88930779_8148DieBotschaftGottesA key element of my doctoral research is to provide an in-depth exegetical and theological analysis of the content of Die Botschaft Gottes. As yet, there is no extant English translation of the work, despite some vital contributions by a number of influential scholars within the field. [2] My research hopes to make a contribution to this field of study by shedding some much-needed light on the content of this controversial work. I offer here a translation of the introductory notes written by the editorial team based at the Jena Institute. [3] This material assists in establishing the context and aims of Die Botschaft Gottes.

Foreword to Die Botschaft Gottes

 Many German people are deeply moved by questions of God and eternity, the underlying reasons for our life, and its purpose and meaning. Their questions are an indication that they long for a renewal of the religious life of Germans. This work is dedicated to them and represents a new translation of selected essential parts of the New Testament.

 When Luther published the New Testament translated by him on the Wartburg in 1522, the German people took hold of it in a flash, and it became the decisive step on the path to his Reformation – for with his translation of the New Testament, he opened up the source of his work to the German people. This act of Luther remains untouchable in its form and language.

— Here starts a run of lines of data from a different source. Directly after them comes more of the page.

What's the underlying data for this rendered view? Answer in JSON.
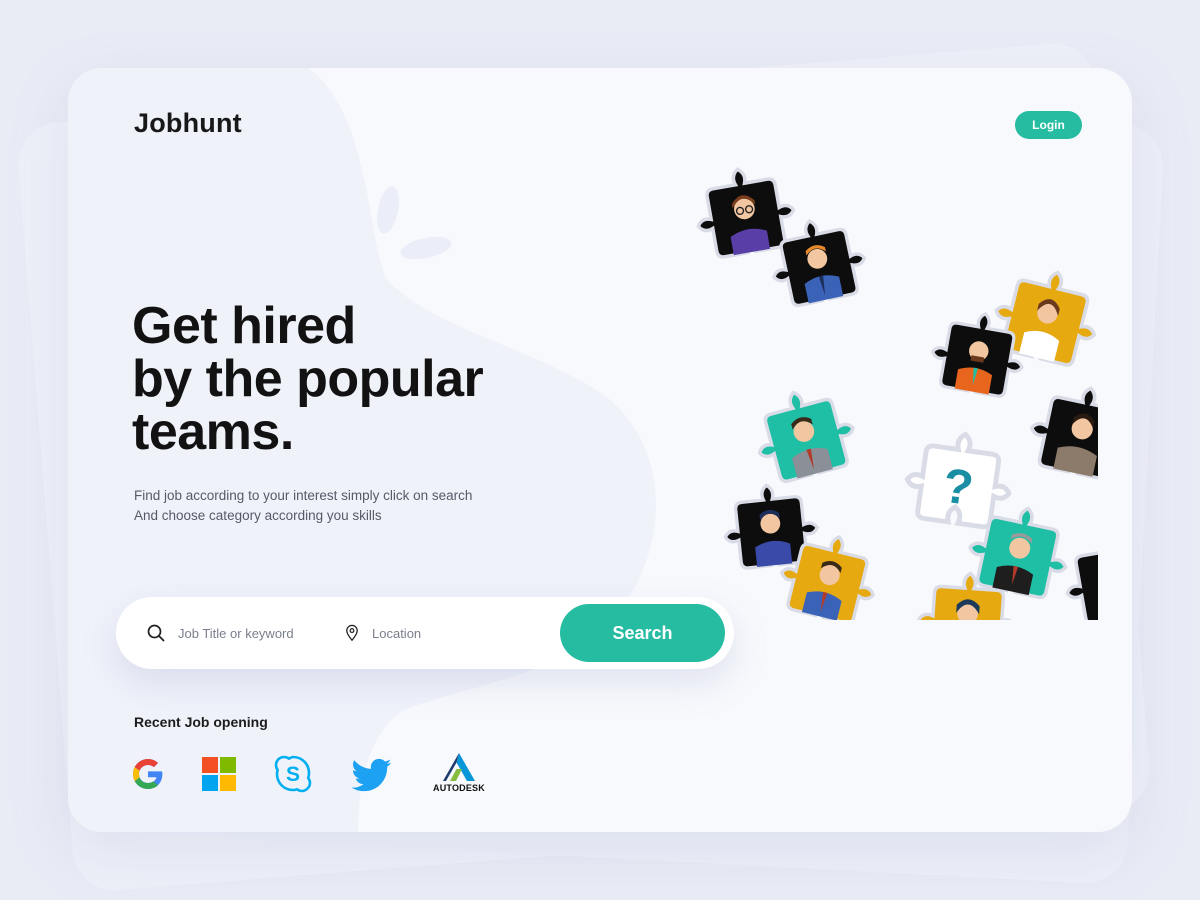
{
  "app": {
    "logo": "Jobhunt",
    "login_label": "Login"
  },
  "hero": {
    "headline_lines": [
      "Get hired",
      "by the popular",
      "teams."
    ],
    "subtitle_lines": [
      "Find job according to your interest simply click on search",
      "And choose category according you skills"
    ]
  },
  "search": {
    "job_placeholder": "Job Title or keyword",
    "location_placeholder": "Location",
    "button_label": "Search"
  },
  "recent": {
    "title": "Recent Job opening",
    "companies": [
      {
        "name": "Google",
        "icon": "google-logo-icon"
      },
      {
        "name": "Microsoft",
        "icon": "microsoft-logo-icon"
      },
      {
        "name": "Skype",
        "icon": "skype-logo-icon"
      },
      {
        "name": "Twitter",
        "icon": "twitter-logo-icon"
      },
      {
        "name": "Autodesk",
        "icon": "autodesk-logo-icon",
        "wordmark": "AUTODESK"
      }
    ]
  },
  "illustration": {
    "question_mark": "?"
  },
  "colors": {
    "accent": "#25bca2",
    "background": "#e9ebf5",
    "card": "#f8f9fd",
    "puzzle_yellow": "#e6aa10",
    "puzzle_teal": "#1fbfa6",
    "puzzle_black": "#0d0d0d"
  }
}
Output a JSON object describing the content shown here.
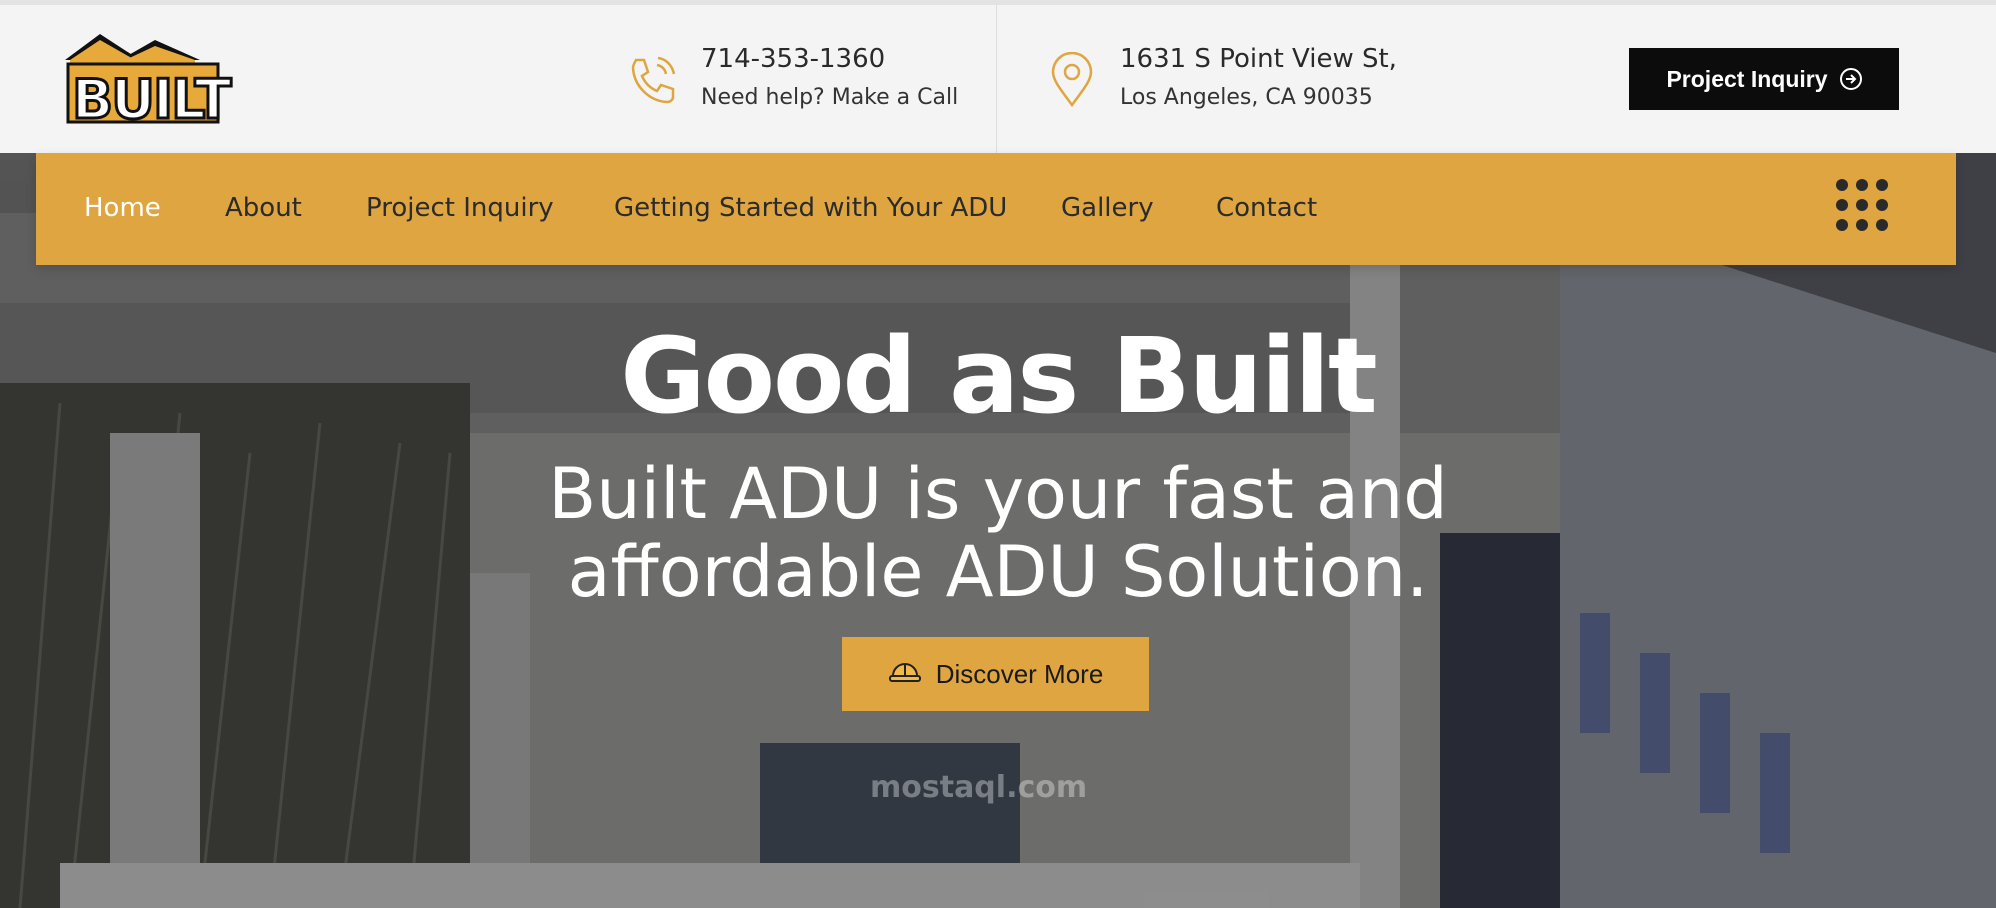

However: How many German people can still relate to the New Testament in the language and form that Luther gave it? The treasure contained in it is in earthen vessels; these threaten to obscure it as times change. We present this work because we are convinced that there is an eternal treasure in the earthen vessels of the New Testament. The goal is to present the divine truth of the New Testament, the message of God, in a new language and in a new form to the questioning German man or woman. Thus, it contains the divine truthof the New Testament. The passages in which this divine truth has found a lasting expression are selected and translated; this expression can take hold of us, just as it has taken hold of the generations before us. This divine truth is extracted from the earthen vessels of a world view and an awareness of life that are no longer ours because God has placed us within a different history and has shaped us through it. Just as the divine truth of the New Testament, as the message of God, has “awakened and changed” the people of past generations in their worldview and in their awareness of life towards faith and love, it also wants to prove its liberating and blissful power to our hearts.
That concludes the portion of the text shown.